As a renter, one of the worst things that can happen to you is receiving an eviction notice. When you get the news that your landlord is beginning the eviction process, you likely feel a sense of dread and confusion. But know that all hope is not lost. You may be able to delay or stop the eviction.
However, before you take action, you should know what the law says and what possible defenses are available to you. Here are some essential pieces of information to know about the eviction process in New York.
Reviewing the eviction notice
When your landlord wants to evict you, he or she will serve you with a notice that explains the grounds for eviction and the appropriate timeline for you to either move out or comply with the notice. Here are the two most common examples:
- Failure to pay rent: Your landlord must provide you with a three-day demand for rent before evicting you for failing to pay.
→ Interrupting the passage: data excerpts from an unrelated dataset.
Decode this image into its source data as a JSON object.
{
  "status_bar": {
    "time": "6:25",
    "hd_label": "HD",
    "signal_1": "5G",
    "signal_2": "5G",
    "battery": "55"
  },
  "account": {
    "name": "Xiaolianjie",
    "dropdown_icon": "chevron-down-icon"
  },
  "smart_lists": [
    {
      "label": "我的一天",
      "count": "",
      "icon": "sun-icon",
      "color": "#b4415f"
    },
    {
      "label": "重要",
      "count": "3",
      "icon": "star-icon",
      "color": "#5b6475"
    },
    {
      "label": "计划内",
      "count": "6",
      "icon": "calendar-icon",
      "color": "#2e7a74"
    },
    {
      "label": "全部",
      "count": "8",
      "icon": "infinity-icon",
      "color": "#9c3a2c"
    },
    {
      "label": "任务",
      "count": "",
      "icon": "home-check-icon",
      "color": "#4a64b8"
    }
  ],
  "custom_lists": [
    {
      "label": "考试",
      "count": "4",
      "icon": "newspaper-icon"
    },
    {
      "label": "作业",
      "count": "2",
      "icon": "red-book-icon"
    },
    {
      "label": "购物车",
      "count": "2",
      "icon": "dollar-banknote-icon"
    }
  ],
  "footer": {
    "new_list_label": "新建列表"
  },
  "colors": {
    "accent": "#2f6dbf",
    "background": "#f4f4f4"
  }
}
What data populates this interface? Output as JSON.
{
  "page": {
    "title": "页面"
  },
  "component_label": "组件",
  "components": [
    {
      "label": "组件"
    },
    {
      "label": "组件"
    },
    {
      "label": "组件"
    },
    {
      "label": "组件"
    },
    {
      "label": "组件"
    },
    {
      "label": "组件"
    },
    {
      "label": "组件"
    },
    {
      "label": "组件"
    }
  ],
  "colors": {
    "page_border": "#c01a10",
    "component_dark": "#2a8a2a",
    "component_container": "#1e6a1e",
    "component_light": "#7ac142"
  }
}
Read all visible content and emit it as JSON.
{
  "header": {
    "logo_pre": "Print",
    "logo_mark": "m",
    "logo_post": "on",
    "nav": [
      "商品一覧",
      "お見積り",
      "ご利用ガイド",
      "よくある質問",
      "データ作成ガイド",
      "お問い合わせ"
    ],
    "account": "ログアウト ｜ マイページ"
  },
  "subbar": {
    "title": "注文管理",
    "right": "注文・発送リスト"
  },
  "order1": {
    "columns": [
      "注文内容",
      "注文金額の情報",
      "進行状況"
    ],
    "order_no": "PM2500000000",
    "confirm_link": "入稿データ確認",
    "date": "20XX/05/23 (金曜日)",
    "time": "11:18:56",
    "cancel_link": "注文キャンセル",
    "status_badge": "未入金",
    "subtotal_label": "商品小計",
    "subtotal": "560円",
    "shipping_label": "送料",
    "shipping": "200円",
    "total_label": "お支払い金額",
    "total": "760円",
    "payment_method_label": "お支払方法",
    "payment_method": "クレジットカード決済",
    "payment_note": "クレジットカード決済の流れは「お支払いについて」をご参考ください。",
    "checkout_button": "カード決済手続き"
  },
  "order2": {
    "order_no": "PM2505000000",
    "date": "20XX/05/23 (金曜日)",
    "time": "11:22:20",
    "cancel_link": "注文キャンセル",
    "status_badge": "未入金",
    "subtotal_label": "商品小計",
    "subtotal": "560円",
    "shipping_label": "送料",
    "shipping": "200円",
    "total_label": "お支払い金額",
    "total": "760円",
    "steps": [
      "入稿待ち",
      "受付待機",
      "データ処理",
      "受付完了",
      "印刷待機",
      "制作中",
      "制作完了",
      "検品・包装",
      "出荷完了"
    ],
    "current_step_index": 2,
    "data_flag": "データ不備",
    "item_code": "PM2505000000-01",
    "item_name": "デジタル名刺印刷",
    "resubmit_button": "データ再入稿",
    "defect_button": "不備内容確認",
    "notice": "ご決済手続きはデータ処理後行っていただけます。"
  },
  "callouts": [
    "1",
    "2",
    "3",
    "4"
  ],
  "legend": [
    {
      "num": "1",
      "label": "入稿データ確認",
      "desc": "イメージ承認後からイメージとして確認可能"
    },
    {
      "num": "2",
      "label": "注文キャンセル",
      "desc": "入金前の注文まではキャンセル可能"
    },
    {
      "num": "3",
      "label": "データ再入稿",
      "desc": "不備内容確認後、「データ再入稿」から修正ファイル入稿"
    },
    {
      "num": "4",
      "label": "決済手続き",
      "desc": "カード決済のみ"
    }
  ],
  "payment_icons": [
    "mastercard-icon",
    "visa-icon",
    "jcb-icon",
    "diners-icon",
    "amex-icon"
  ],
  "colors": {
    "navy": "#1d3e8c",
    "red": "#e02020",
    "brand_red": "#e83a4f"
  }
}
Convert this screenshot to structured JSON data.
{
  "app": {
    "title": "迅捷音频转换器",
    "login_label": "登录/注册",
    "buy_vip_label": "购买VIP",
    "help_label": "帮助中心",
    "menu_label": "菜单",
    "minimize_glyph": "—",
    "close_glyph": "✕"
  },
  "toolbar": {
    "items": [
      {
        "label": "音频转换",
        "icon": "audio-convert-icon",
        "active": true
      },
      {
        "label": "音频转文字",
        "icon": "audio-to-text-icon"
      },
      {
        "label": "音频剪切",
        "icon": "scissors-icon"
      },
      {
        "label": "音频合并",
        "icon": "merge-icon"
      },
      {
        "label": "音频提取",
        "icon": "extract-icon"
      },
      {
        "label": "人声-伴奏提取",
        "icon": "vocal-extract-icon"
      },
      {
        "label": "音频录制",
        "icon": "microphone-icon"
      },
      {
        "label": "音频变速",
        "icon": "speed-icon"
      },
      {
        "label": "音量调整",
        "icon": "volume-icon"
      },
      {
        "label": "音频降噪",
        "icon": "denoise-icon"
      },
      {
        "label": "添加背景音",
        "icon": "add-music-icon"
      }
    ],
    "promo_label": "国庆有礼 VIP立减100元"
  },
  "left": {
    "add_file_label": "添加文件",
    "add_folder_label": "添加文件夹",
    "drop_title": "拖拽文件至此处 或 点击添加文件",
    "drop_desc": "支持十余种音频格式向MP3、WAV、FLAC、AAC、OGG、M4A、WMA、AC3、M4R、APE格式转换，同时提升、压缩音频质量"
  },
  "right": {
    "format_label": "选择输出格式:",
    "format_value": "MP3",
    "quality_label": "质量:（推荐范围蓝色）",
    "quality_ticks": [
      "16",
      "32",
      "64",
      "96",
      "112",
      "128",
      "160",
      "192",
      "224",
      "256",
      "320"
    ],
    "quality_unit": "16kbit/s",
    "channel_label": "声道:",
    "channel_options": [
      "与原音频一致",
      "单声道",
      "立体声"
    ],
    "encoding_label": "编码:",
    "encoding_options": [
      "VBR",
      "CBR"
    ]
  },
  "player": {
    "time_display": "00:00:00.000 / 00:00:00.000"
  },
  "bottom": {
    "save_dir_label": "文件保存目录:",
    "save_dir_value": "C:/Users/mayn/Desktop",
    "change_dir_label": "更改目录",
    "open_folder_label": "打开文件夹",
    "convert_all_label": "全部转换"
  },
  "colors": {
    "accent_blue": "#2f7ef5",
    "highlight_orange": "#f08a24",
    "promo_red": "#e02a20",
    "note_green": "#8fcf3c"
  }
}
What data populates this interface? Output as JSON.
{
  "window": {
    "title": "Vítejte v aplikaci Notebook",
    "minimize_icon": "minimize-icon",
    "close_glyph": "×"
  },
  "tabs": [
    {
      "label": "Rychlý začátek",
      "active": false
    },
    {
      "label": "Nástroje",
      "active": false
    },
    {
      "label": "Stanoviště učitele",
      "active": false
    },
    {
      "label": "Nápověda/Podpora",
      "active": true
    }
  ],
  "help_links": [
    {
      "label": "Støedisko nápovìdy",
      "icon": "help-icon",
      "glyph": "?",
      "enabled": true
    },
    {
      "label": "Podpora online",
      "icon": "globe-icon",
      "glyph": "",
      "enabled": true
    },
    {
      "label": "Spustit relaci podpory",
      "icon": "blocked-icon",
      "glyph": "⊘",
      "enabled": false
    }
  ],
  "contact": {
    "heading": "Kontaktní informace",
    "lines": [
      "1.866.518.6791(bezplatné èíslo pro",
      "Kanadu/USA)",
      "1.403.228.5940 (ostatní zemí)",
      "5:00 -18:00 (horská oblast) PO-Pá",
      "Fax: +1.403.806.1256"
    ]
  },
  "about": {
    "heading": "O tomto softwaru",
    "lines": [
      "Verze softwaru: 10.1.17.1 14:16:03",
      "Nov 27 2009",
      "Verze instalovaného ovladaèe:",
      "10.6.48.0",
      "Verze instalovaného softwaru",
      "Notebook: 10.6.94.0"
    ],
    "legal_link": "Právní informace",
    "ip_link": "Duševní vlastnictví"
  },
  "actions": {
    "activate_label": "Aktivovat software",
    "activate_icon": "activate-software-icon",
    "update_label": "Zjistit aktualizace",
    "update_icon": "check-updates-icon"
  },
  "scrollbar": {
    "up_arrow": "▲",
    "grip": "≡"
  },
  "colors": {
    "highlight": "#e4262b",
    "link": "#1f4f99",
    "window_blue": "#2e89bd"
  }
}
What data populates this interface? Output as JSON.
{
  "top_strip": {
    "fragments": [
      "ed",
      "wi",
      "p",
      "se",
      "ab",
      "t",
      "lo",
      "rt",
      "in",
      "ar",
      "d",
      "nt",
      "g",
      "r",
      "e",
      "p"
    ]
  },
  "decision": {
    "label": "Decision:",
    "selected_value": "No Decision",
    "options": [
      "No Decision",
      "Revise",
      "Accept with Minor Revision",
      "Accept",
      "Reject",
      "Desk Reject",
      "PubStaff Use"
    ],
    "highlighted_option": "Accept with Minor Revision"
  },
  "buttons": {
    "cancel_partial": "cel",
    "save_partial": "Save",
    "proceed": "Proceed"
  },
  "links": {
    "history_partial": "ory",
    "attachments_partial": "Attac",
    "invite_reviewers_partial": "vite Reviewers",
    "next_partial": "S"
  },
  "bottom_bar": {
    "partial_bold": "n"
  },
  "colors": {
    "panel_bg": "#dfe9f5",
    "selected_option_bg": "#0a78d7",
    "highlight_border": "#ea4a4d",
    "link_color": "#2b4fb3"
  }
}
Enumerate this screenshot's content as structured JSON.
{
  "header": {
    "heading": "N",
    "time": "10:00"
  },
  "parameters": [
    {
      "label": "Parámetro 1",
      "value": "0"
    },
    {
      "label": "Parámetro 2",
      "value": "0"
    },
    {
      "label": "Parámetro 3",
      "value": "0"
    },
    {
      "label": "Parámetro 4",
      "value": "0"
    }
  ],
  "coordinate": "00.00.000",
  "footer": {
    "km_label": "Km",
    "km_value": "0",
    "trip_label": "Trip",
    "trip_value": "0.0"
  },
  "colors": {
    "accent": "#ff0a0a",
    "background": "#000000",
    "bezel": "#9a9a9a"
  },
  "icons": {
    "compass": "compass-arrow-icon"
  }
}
If you do not move out or pay rent within the three-day period, your landlord may begin legal proceedings.
- Violating the lease: If you violate terms of the lease, your landlord must provide you with a 10-day notice that gives you time to resolve the violation. If you resolve the violation, eviction cannot proceed. But if you fail to fix the problem within 10 days, the landlord must serve you with a 30-day notice of termination. If you do not move out within 30 days, your landlord can submit an eviction lawsuit to the court.
But just because you receive a notice does not necessarily mean eviction will happen.
Challenging the eviction
You may be able to defend against the eviction by arguing one or more of the following claims:
- The landlord fails to follow proper eviction laws.
- The landlord fails to maintain the unit.
- The landlord is evicting you because of discrimination.
It may be possible to fight your eviction and stay in your rental unit.